Crypto market structure legislation: US urged to act as 70+ nations regulate

Kraken policy chief Jonathan Jachym argues the US is falling behind other G20 countries on crypto market structure legislation. He says most jurisdictions have already set a “federal floor” for rules covering digital-asset categories, SEC vs CFTC jurisdiction, and consistent intermediary standards—while the US still lacks a unified market framework. The article notes the US is not unregulated, citing overlapping state money-transmitter regimes and FinCEN registration, plus multiple federal agency claims. However, Jachym argues that without a single federal standard, consumers face protection gaps and firms lack legal certainty to scale. The proposal highlighted is the Digital Asset Market Clarity Act. The House passed the bill last July with bipartisan support, and the author urges lawmakers to advance it through the Senate, return it to the House, and place it on the President’s desk. A key data point is stablecoin growth after GENIUS passed about ten months ago: stablecoin market cap rose roughly 24% to a record $321 billion (CoinDesk Research).
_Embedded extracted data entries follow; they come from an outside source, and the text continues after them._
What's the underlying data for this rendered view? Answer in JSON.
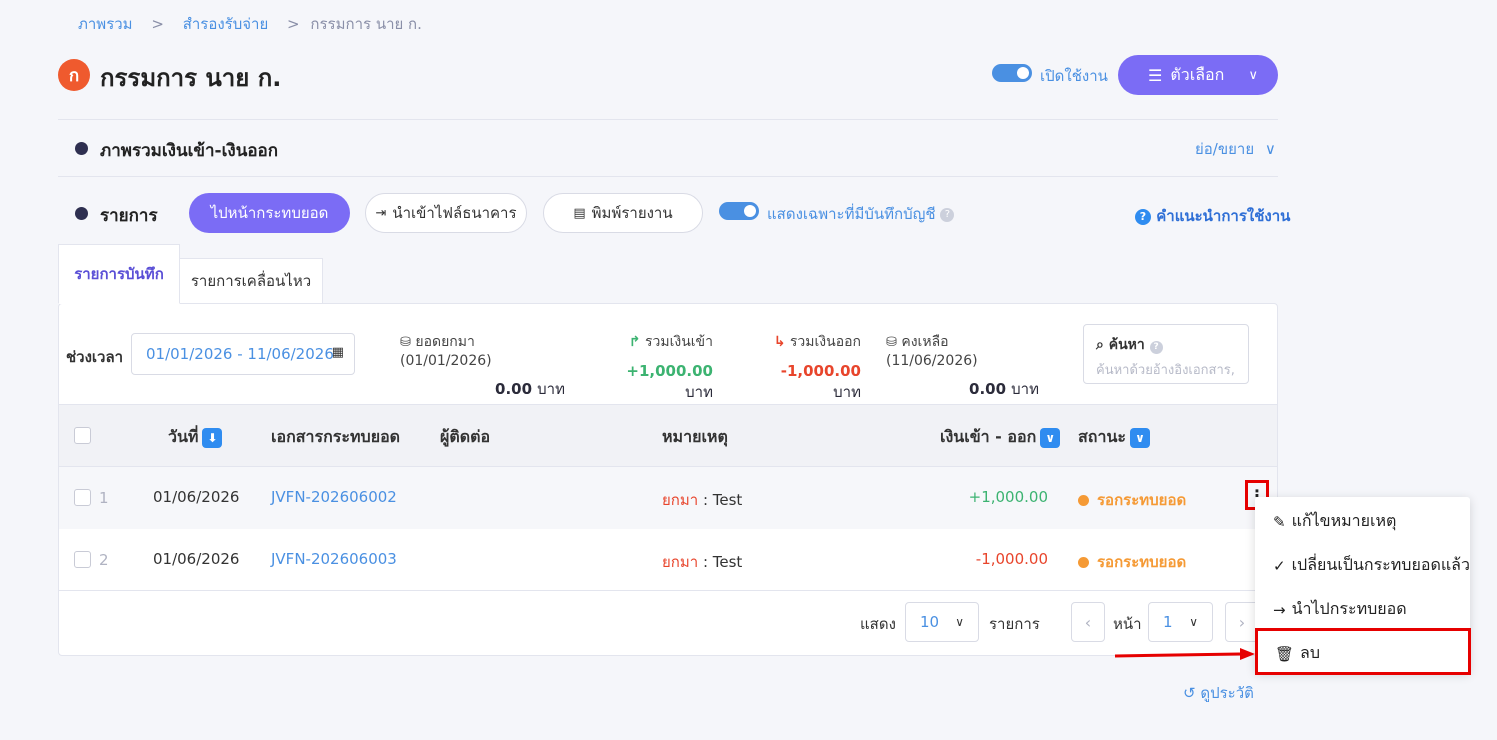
{
  "breadcrumb": {
    "home": "ภาพรวม",
    "section": "สำรองรับจ่าย",
    "current": "กรรมการ นาย ก.",
    "sep": ">"
  },
  "header": {
    "avatar_letter": "ก",
    "title": "กรรมการ นาย ก.",
    "enable_label": "เปิดใช้งาน",
    "options_label": "ตัวเลือก"
  },
  "overview": {
    "title": "ภาพรวมเงินเข้า-เงินออก",
    "collapse_label": "ย่อ/ขยาย"
  },
  "list_section": {
    "title": "รายการ",
    "goto_button": "ไปหน้ากระทบยอด",
    "import_button": "นำเข้าไฟล์ธนาคาร",
    "print_button": "พิมพ์รายงาน",
    "filter_toggle_label": "แสดงเฉพาะที่มีบันทึกบัญชี",
    "help_link": "คำแนะนำการใช้งาน"
  },
  "tabs": [
    {
      "label": "รายการบันทึก",
      "active": true
    },
    {
      "label": "รายการเคลื่อนไหว",
      "active": false
    }
  ],
  "filters": {
    "period_label": "ช่วงเวลา",
    "period_value": "01/01/2026 - 11/06/2026",
    "search_label": "ค้นหา",
    "search_placeholder": "ค้นหาด้วยอ้างอิงเอกสาร,"
  },
  "summary": {
    "carried": {
      "label": "ยอดยกมา (01/01/2026)",
      "value": "0.00",
      "unit": "บาท"
    },
    "income": {
      "label": "รวมเงินเข้า",
      "value": "+1,000.00",
      "unit": "บาท"
    },
    "expense": {
      "label": "รวมเงินออก",
      "value": "-1,000.00",
      "unit": "บาท"
    },
    "balance": {
      "label": "คงเหลือ (11/06/2026)",
      "value": "0.00",
      "unit": "บาท"
    }
  },
  "table": {
    "columns": {
      "date": "วันที่",
      "doc": "เอกสารกระทบยอด",
      "contact": "ผู้ติดต่อ",
      "note": "หมายเหตุ",
      "amount": "เงินเข้า - ออก",
      "status": "สถานะ"
    },
    "rows": [
      {
        "no": "1",
        "date": "01/06/2026",
        "doc": "JVFN-202606002",
        "contact": "",
        "note_prefix": "ยกมา",
        "note": " : Test",
        "amount": "+1,000.00",
        "status": "รอกระทบยอด"
      },
      {
        "no": "2",
        "date": "01/06/2026",
        "doc": "JVFN-202606003",
        "contact": "",
        "note_prefix": "ยกมา",
        "note": " : Test",
        "amount": "-1,000.00",
        "status": "รอกระทบยอด"
      }
    ]
  },
  "pagination": {
    "show_label": "แสดง",
    "page_size": "10",
    "items_label": "รายการ",
    "page_label": "หน้า",
    "page": "1"
  },
  "context_menu": {
    "edit_note": "แก้ไขหมายเหตุ",
    "mark_reconciled": "เปลี่ยนเป็นกระทบยอดแล้ว",
    "go_reconcile": "นำไปกระทบยอด",
    "delete": "ลบ"
  },
  "history_link": "ดูประวัติ",
  "colors": {
    "accent": "#7b6cf5",
    "link": "#4a90e2",
    "income": "#3cb371",
    "expense": "#e8452c",
    "pending": "#f59a35",
    "highlight": "#e60000"
  }
}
Jachym claims market structure legislation could extend similar clarity effects beyond stablecoins to spot trading, custody, and institutional infrastructure. Timing risk is emphasized: the legislative calendar is “unforgiving,” and each week of delay compresses the path for markup, reconciliation, and floor passage. The article frames the opportunity cost as measurable in capital formation, institutional investment, and consumer protection.
Neutral
This is a policy advocacy piece rather than an enacted rule. It argues that clearer “crypto market structure legislation” could improve consumer protection and accelerate institutional participation, citing stablecoin market growth to $321B (+~24% after GENIUS). That backdrop is directionally supportive for the sector’s medium-to-long term sentiment, but traders should treat it as a timing/trajectory signal—not a guaranteed catalyst. Short term, US legislative uncertainty (committee markup, reconciliation, floor votes) often leads to headline-driven volatility, with markets reacting to “progress” vs “delay” narratives rather than fundamentals. Similar dynamics have played out historically when US crypto bills advance through one chamber but stall at the next—risk appetite can increase on bullish headlines, then fade if timelines slip. Overall, the article frames a potential regulatory floor that could reduce jurisdictional friction (SEC vs CFTC) and create uniform standards for intermediaries—typically a bullish structural input. However, because this is not a final law and the timing is described as narrow, the likely immediate impact on liquidity and stability is limited. Hence, neutral.